There are some differences between the Canadian Vendo 44 and the USA version of the 44 machines. I have not figured them all out yet, but I thought I would pass some information along today, and show a recent restoration of one we did for a nice customer in Quebec. The number 44 refers to how bottles it held. But we suggest converting it to use with cans due to issues with the bottles.
It is common to think that all 44 machines must be the same. But there is a USA version of the Vendo 44, there is a USA version of a similar VMC 44, and there is a Canadian Vendo 44.

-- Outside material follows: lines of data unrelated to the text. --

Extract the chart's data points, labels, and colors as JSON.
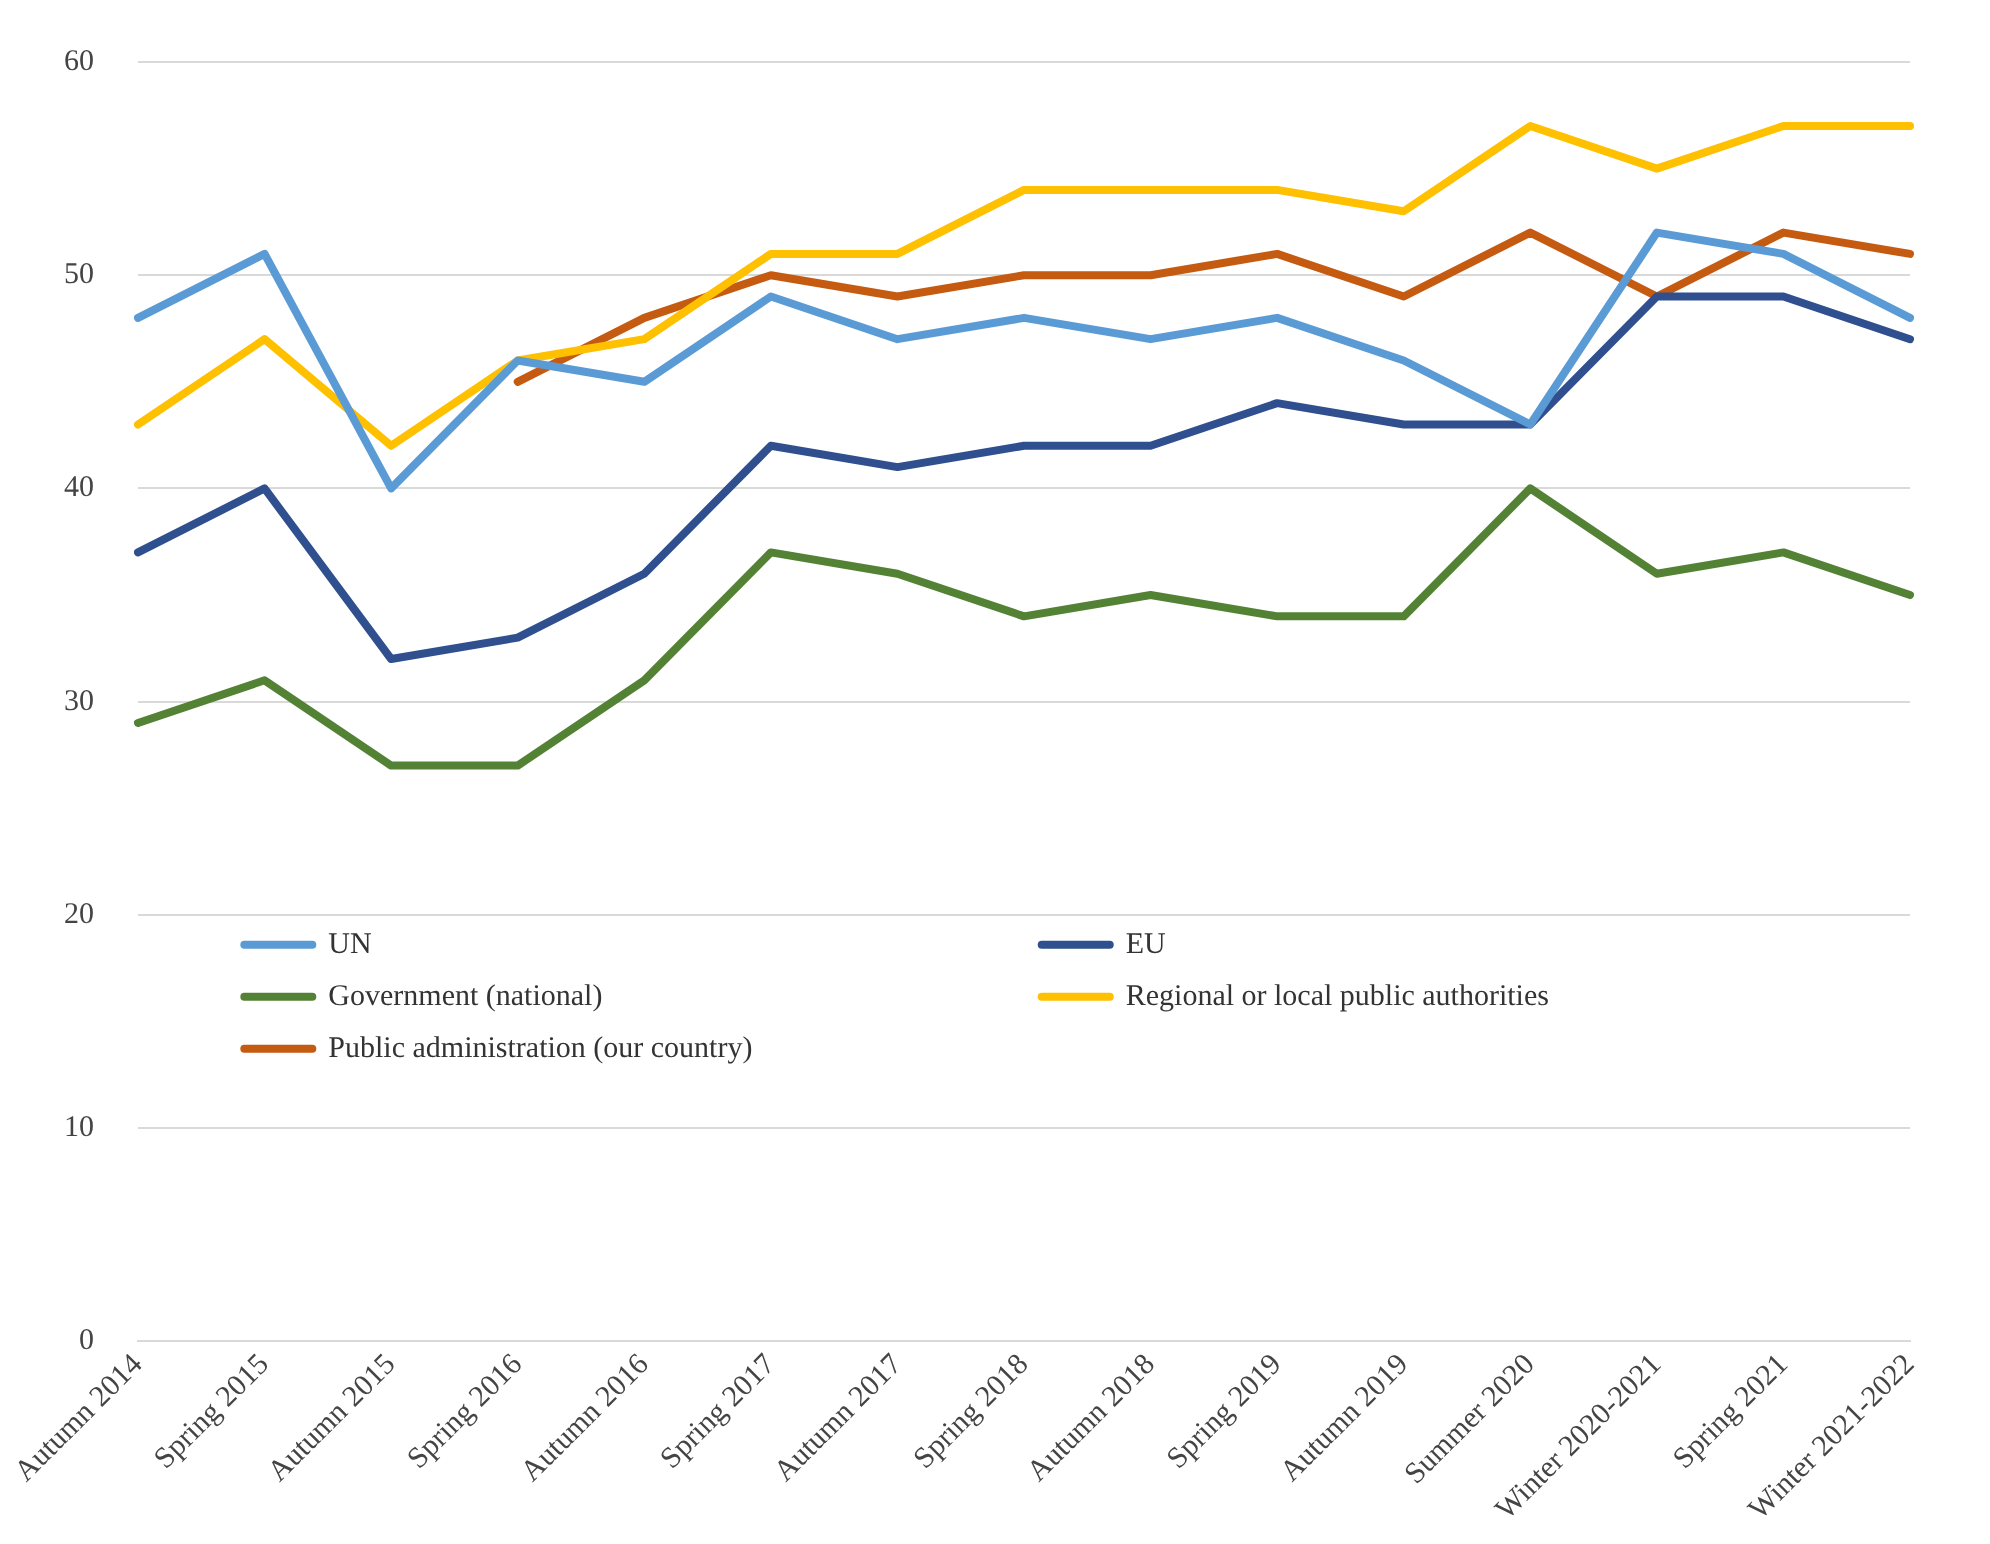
{
  "chart_data": {
    "type": "line",
    "categories": [
      "Autumn 2014",
      "Spring 2015",
      "Autumn 2015",
      "Spring 2016",
      "Autumn 2016",
      "Spring 2017",
      "Autumn 2017",
      "Spring 2018",
      "Autumn 2018",
      "Spring 2019",
      "Autumn 2019",
      "Summer 2020",
      "Winter 2020-2021",
      "Spring 2021",
      "Winter 2021-2022"
    ],
    "series": [
      {
        "name": "UN",
        "color": "#5b9bd5",
        "values": [
          48,
          51,
          40,
          46,
          45,
          49,
          47,
          48,
          47,
          48,
          46,
          43,
          52,
          51,
          48
        ]
      },
      {
        "name": "EU",
        "color": "#2f4f8f",
        "values": [
          37,
          40,
          32,
          33,
          36,
          42,
          41,
          42,
          42,
          44,
          43,
          43,
          49,
          49,
          47
        ]
      },
      {
        "name": "Government (national)",
        "color": "#548235",
        "values": [
          29,
          31,
          27,
          27,
          31,
          37,
          36,
          34,
          35,
          34,
          34,
          40,
          36,
          37,
          35
        ]
      },
      {
        "name": "Regional or local public authorities",
        "color": "#ffc000",
        "values": [
          43,
          47,
          42,
          46,
          47,
          51,
          51,
          54,
          54,
          54,
          53,
          57,
          55,
          57,
          57
        ]
      },
      {
        "name": "Public administration (our country)",
        "color": "#c55a11",
        "values": [
          null,
          null,
          null,
          45,
          48,
          50,
          49,
          50,
          50,
          51,
          49,
          52,
          49,
          52,
          51
        ]
      }
    ],
    "ylim": [
      0,
      60
    ],
    "yticks": [
      0,
      10,
      20,
      30,
      40,
      50,
      60
    ],
    "grid": "y",
    "legend": "bottom",
    "marker": "none",
    "line_style": "solid"
  }
}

The most noticeable difference between a USA Vendo 44 and the VMC 44 is the coin entry bezel. The VMC does not have a chrome coin entry bezel. There are other differences in the lock bar, lock size, etc. But if you are just looking at 44 and it does not have a chrome coin bezel, it is a VMC model. Vendo and VMC merged in 1956 into Vendo. But for a while, they were different companies with similar machines. Value-wise, the Vendo is worth about 15-20% more on the American market than the VMC.

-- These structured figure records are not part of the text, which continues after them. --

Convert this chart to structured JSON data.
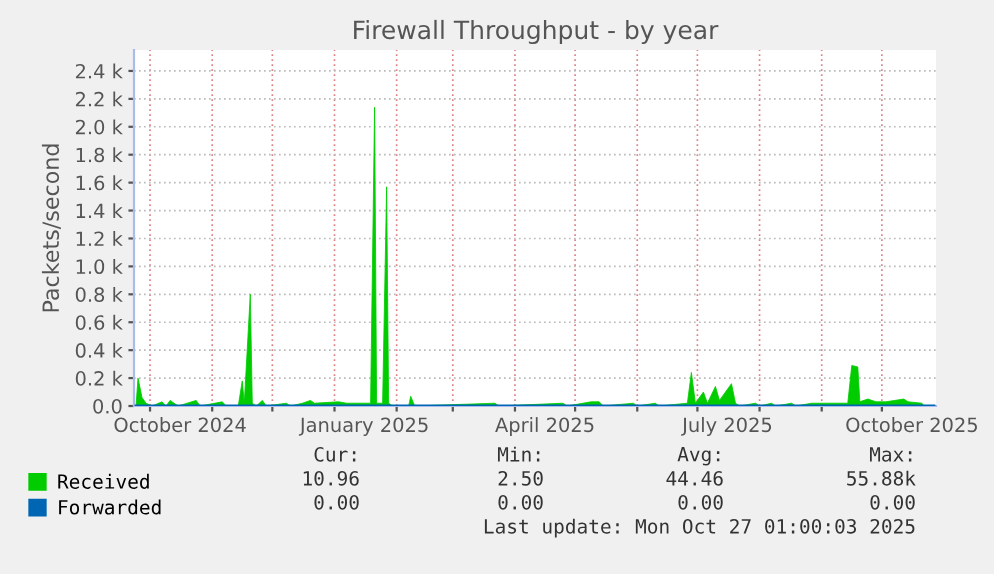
{
  "chart_data": {
    "type": "area",
    "title": "Firewall Throughput - by year",
    "ylabel": "Packets/second",
    "series": [
      {
        "name": "Received",
        "color": "#00cc00",
        "x": [
          "2024-09-24",
          "2024-09-25",
          "2024-09-27",
          "2024-09-29",
          "2024-10-02",
          "2024-10-07",
          "2024-10-09",
          "2024-10-11",
          "2024-10-13",
          "2024-10-15",
          "2024-10-24",
          "2024-10-26",
          "2024-11-06",
          "2024-11-08",
          "2024-11-14",
          "2024-11-16",
          "2024-11-17",
          "2024-11-20",
          "2024-11-21",
          "2024-11-23",
          "2024-11-26",
          "2024-11-28",
          "2024-12-08",
          "2024-12-10",
          "2024-12-16",
          "2024-12-20",
          "2024-12-22",
          "2025-01-03",
          "2025-01-07",
          "2025-01-19",
          "2025-01-21",
          "2025-01-22",
          "2025-01-25",
          "2025-01-27",
          "2025-01-28",
          "2025-01-30",
          "2025-02-07",
          "2025-02-08",
          "2025-02-10",
          "2025-03-22",
          "2025-03-24",
          "2025-04-25",
          "2025-04-27",
          "2025-05-09",
          "2025-05-13",
          "2025-05-15",
          "2025-05-30",
          "2025-06-01",
          "2025-06-10",
          "2025-06-12",
          "2025-06-26",
          "2025-06-28",
          "2025-06-30",
          "2025-07-04",
          "2025-07-06",
          "2025-07-10",
          "2025-07-12",
          "2025-07-18",
          "2025-07-20",
          "2025-07-22",
          "2025-07-30",
          "2025-08-01",
          "2025-08-07",
          "2025-08-09",
          "2025-08-17",
          "2025-08-19",
          "2025-08-27",
          "2025-09-14",
          "2025-09-16",
          "2025-09-19",
          "2025-09-20",
          "2025-09-24",
          "2025-09-28",
          "2025-10-03",
          "2025-10-12",
          "2025-10-14",
          "2025-10-21",
          "2025-10-22"
        ],
        "values": [
          0,
          200,
          60,
          20,
          0,
          30,
          0,
          40,
          20,
          0,
          40,
          0,
          30,
          0,
          0,
          180,
          20,
          800,
          20,
          0,
          40,
          0,
          20,
          0,
          20,
          40,
          20,
          30,
          20,
          20,
          2140,
          20,
          20,
          1570,
          20,
          0,
          0,
          70,
          0,
          20,
          0,
          20,
          0,
          30,
          30,
          0,
          20,
          0,
          20,
          0,
          20,
          240,
          20,
          100,
          20,
          140,
          40,
          160,
          20,
          0,
          20,
          0,
          20,
          0,
          20,
          0,
          20,
          20,
          290,
          280,
          30,
          50,
          30,
          30,
          50,
          30,
          20,
          0
        ]
      },
      {
        "name": "Forwarded",
        "color": "#0066b3",
        "type": "line",
        "x": [
          "2024-09-24",
          "2025-10-27"
        ],
        "values": [
          0,
          0
        ]
      }
    ],
    "xlim": [
      "2024-09-23",
      "2025-10-28"
    ],
    "xticks": [
      {
        "value": "2024-10-01",
        "label": null
      },
      {
        "value": "2024-10-16",
        "label": "October 2024"
      },
      {
        "value": "2024-11-01",
        "label": null
      },
      {
        "value": "2024-12-01",
        "label": null
      },
      {
        "value": "2025-01-01",
        "label": null
      },
      {
        "value": "2025-01-16",
        "label": "January 2025"
      },
      {
        "value": "2025-02-01",
        "label": null
      },
      {
        "value": "2025-03-01",
        "label": null
      },
      {
        "value": "2025-04-01",
        "label": null
      },
      {
        "value": "2025-04-16",
        "label": "April 2025"
      },
      {
        "value": "2025-05-01",
        "label": null
      },
      {
        "value": "2025-06-01",
        "label": null
      },
      {
        "value": "2025-07-01",
        "label": null
      },
      {
        "value": "2025-07-16",
        "label": "July 2025"
      },
      {
        "value": "2025-08-01",
        "label": null
      },
      {
        "value": "2025-09-01",
        "label": null
      },
      {
        "value": "2025-10-01",
        "label": null
      },
      {
        "value": "2025-10-16",
        "label": "October 2025"
      }
    ],
    "ylim": [
      0,
      2550
    ],
    "yticks": [
      {
        "value": 0,
        "label": "0.0"
      },
      {
        "value": 200,
        "label": "0.2 k"
      },
      {
        "value": 400,
        "label": "0.4 k"
      },
      {
        "value": 600,
        "label": "0.6 k"
      },
      {
        "value": 800,
        "label": "0.8 k"
      },
      {
        "value": 1000,
        "label": "1.0 k"
      },
      {
        "value": 1200,
        "label": "1.2 k"
      },
      {
        "value": 1400,
        "label": "1.4 k"
      },
      {
        "value": 1600,
        "label": "1.6 k"
      },
      {
        "value": 1800,
        "label": "1.8 k"
      },
      {
        "value": 2000,
        "label": "2.0 k"
      },
      {
        "value": 2200,
        "label": "2.2 k"
      },
      {
        "value": 2400,
        "label": "2.4 k"
      }
    ],
    "grid": true,
    "legend": "bottom left",
    "annotations": [
      "Cur:",
      "Min:",
      "Avg:",
      "Max:",
      "10.96",
      "2.50",
      "44.46",
      "55.88k",
      "0.00",
      "0.00",
      "0.00",
      "0.00",
      "Last update: Mon Oct 27 01:00:03 2025"
    ]
  }
}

Then there is the Canadian version of the 44. These can have a different coin mechanism altogether, made for Canadian coins. Some of the Vendo 44s have a VMC locking bar and lock on them, others do not. One expert told me that there is no rhyme or reason. It is like they grabbed parts from both a Vendo and VMC and interchanged them. This does not mean they are not quality, but that there is just no consistency in the Canadian Vendo 44 or VMC 44 parts. Typically the Canadian version is worth a little less in the American market.
Before the Restoration
This brings us to the Canadian restoration we are highlighting today. This machine was in good condition, but it was missing the bottle stack completely. Luckily the customer was able to find one for sale in Canada before he shipped us the machine. We have had issues with an American bottle stack not working with the Canadian coin mech, so this find was huge.
But the clutch was broken. Likely this is why they were ‘lucky’ in finding it for sale. No one wanted a broken one! Upon taking it apart, we found the clutch was fiddled with at some point in the past. It took about 12 hours of work to repair the clutch, but we finally got it right!